Each of Monteverdi’s works is completely developed in both a musical and a dramatic sense. His use of instrumental texture is utterly new and without precedent in its ability to convey the essence of the dramatic text and the emotions of the drama’s protagonists. In fact, Monteverdi is credited with being the first composer to utilize both tremolo (rapidly repeating the same musical tone) and pizzicato (plucking a string with one’s fingers) in a musical work. All of these advanced musical traits are why he is considered the great transitional figure bridging the Renaissance and the Baroque eras.
The spectacular achievement that was Renaissance polyphony and the brand new Baroque innovation that was the technique known as Basso Continuo both flow through Monteverdi. Also known as figured bass or thoroughbass, Basso Continuo was musical shorthand that provided the musician with the harmonic structure of the music upon which he could improvise. Monteverdi is the embodiment of a profound musical synthesis between different eras. Such an event is rarely found in history: only Bach and Beethoven were comparable amalgamative agents.
The Vespro della Beata Vergina was first published in Venice in July 1610, although the precise intentions of the work are still unknown. The 1610 Vespers is the epitome of Monteverdi’s musical synthesis. It contains examples of traditional Gregorian plainchant upon which each movement of the work is built. This provides a formal unity to the piece. It also contains a number of larger scale psalms and smaller scale motets, as well as a sonata and a concluding Magnificat.

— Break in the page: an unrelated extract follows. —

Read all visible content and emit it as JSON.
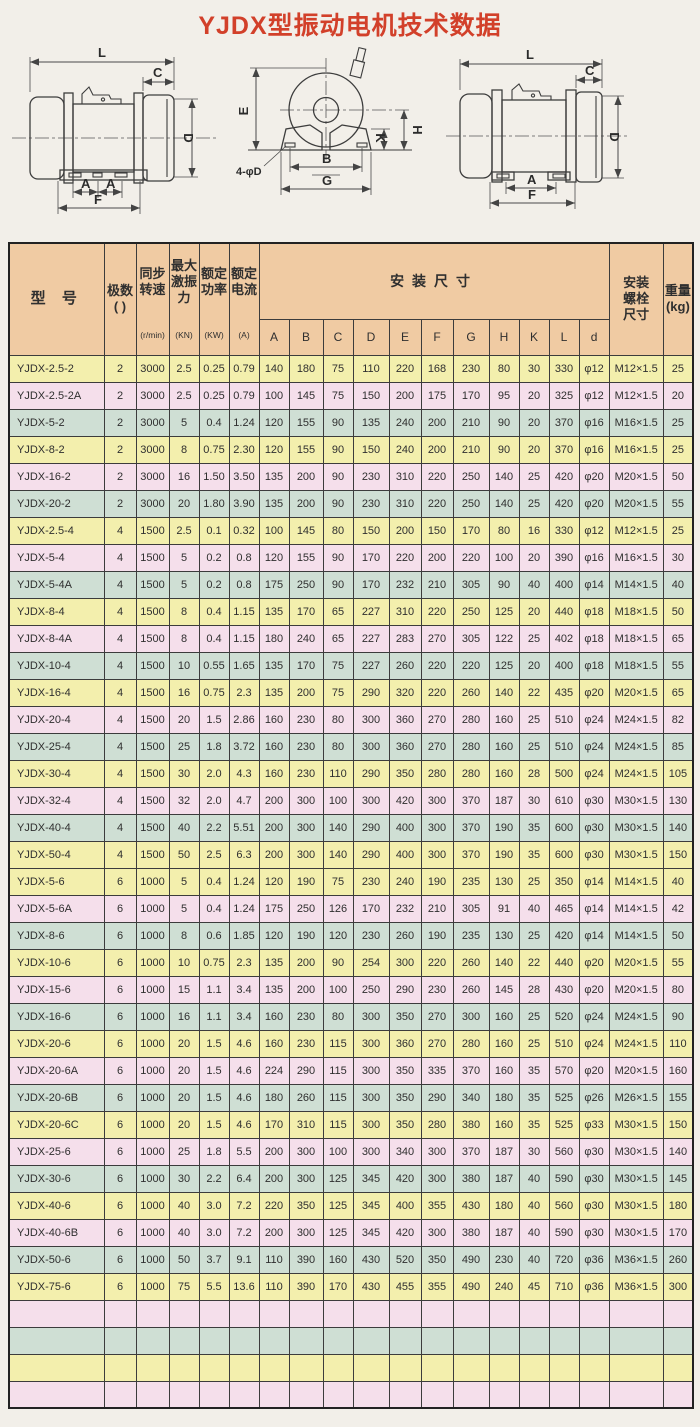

The 10 vocalists specified by the composer can indeed constitute a choir but Sigiswald Kuijken, the conductor of this recording, adopts Joshua Rifkin’s famous thesis of one voice per part. Andrew Parrott in his recording of the Vespers (which this recording resembles) utilized the same scheme. It certainly provides a lithe motility to the performance but it also removes those contrasting dynamic elements that serve to increase the drama of the work. Also lost is a sense of forward motion as we inhabit an antique musical sound world that often embraces stasis. The singers on this recording are all fine in their solo performances, providing a restrained emotional fervor that resonates with the listener who allows this music to slowly reveal itself.
The instrumental accompaniment is deftly played by the superb authentic instruments orchestra La Petite Bande. But here too Kuijken interprets Monteverdi’s instructions as limiting the choices available in the instrumentation of the Vespers. Some of the wonderful reconstructions of 17th Century instruments that were made for the orchestra are therefore seldom used. Kuijkin also refrains from conducting the piece in the usual sense, confining his activities to preparation and stimulation as a first amongst equals in a musical collective. The orchestra is fine enough to play without a leader, of course, but the intensity of a tightly controlled performance is slightly diluted. Nevertheless, the excellence of the musicians overcomes any difficulties in conception, producing a fine performance.
This recording features excellent SACD multichannel sound that helps to create the illusion of an ancient church setting. Necessarily reverberant, there is a slight loss of spatial localization. This is mitigated by the music’s relatively light texture so the proceedings never become muddy. In a relatively crowded field this is a fine recording that holds up well against the other multichannel versions of the Vespers.